November 21, 2024 - Personal blog of Rick Giles

Car Fires By Vehicle Type

January 15, 2022

By NZB3

I’m not especially interested in the national debate between conventional engines vs. electric. This picture (left) came up though and a couple of mistakes occurred. I made the mistake of making a throw-away statement I never thought anyone would respond to. Then someone else made the mistake of responding to it. So, waste not want not, it’s now an NZB3 post. In particular something becomes a post because social media is likely to redact or delete or block or ban content like this rather than let it form a record. Publishing our own sites is the only solution to that…

This graphic is doing the rounds, published as a blow for Electric Vehicles in their battle for legitimacy in car sales politics. The conventional (petrol) car industry/lobby wants the public to think EVs are unsafe and the EV lobby must combat that story. From that fight comes this picture and the premise that ‘per sales’ is a sound metric for thinking about cars catching fire. I don’t see how it can be.

EV cars are new cars. But when we count the fires in regular cars we don’t just count the newly sold ones but the entire car stock. Many cars on our roads are not new and some are vintage. But if a car old enough to vote catches fire it will still be counted as a car fire against the non-ev population.

Not to mention the dubious math, as others have pointed out elsewhere online.

1529.9/100,000 cars are catching fire, says the chart. Rounds to 1.5299/100 which is more than 3 fires for every 200 petrol cars sold. Per year?
Really?

When I look at an Auckland motorway and the hundreds of cars passing by (or stationary..) I don’t see 3 on fire for every 200. Where are these fires? Gisborne?

Better a better metric is required than ‘per sales’ but even taking that at face value it’s impossible to credit.

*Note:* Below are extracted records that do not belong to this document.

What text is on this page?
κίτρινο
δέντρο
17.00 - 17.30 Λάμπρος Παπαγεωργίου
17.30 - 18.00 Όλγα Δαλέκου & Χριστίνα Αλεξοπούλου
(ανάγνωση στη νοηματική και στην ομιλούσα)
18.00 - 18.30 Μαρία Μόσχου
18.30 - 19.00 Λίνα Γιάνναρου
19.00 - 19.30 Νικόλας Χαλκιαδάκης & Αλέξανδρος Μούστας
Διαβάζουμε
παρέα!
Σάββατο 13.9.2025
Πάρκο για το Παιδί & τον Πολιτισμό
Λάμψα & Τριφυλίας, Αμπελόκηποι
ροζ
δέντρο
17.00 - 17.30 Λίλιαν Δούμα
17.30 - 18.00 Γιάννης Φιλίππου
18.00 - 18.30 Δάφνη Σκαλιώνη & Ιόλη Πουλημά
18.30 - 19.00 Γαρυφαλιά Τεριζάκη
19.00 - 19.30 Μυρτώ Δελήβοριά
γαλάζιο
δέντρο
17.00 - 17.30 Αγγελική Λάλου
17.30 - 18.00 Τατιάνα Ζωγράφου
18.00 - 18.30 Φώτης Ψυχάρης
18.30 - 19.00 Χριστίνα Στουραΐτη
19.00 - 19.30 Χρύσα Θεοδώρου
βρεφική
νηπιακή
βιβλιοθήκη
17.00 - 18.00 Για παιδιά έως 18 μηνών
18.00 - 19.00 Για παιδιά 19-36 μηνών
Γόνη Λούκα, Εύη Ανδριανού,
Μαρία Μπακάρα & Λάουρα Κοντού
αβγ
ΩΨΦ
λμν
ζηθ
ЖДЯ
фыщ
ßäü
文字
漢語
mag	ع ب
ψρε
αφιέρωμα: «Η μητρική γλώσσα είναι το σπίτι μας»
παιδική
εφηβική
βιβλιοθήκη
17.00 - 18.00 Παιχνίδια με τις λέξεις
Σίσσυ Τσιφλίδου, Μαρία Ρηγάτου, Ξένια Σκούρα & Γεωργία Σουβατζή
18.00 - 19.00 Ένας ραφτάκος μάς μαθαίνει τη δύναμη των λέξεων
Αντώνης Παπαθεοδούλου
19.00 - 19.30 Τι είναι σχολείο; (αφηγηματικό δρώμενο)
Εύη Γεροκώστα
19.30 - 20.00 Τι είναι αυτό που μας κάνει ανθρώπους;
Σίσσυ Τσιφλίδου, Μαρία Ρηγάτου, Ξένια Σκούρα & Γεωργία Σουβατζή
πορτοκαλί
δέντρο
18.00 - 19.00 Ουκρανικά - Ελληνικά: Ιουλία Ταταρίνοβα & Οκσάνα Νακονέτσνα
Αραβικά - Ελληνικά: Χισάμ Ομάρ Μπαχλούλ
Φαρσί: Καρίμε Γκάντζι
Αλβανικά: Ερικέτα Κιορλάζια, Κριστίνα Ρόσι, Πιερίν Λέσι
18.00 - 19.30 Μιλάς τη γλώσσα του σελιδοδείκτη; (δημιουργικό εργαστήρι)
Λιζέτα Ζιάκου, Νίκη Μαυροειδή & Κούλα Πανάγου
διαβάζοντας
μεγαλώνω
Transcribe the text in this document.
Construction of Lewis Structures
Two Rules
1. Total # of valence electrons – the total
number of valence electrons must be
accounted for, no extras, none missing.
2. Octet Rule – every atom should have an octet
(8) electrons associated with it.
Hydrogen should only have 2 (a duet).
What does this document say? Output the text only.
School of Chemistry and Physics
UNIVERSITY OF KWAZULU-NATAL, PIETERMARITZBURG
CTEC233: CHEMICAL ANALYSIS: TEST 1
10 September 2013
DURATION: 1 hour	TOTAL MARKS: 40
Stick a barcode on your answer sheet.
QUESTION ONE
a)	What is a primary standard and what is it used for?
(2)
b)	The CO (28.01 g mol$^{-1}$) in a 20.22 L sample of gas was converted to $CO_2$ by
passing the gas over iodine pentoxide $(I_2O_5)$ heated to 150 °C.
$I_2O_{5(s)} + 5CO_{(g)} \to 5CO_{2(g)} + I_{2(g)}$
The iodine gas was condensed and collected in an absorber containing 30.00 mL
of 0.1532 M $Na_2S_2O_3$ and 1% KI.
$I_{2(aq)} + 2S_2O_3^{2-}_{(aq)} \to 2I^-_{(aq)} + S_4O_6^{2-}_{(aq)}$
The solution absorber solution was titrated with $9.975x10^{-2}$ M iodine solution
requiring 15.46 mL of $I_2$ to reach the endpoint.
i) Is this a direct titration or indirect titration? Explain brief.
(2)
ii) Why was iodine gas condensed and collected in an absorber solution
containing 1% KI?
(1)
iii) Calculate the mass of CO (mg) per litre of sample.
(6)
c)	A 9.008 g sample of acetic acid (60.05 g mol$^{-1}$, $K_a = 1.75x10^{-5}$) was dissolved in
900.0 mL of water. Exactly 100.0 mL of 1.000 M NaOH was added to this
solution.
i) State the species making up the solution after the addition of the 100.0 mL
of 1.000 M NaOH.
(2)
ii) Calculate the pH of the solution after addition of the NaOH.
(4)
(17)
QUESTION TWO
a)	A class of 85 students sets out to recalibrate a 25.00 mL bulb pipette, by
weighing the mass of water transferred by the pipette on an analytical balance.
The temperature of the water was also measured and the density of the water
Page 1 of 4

Imagine being told to accept that 3 in every 200 houses were on fire at any given time.

Or imagine 3 people in every 200 exploded like Lemmings in that old computer game.

Or suppose 22 minutes per day of the week the entire sky turned into the album cover of Lynyrd Skynyrd’s last album.

I’m not opposed to statistics but does that ratio sound right to you?

Who am I to argue with the government or their sponsored projects (eg TESLA?) Answer: Usually first in line!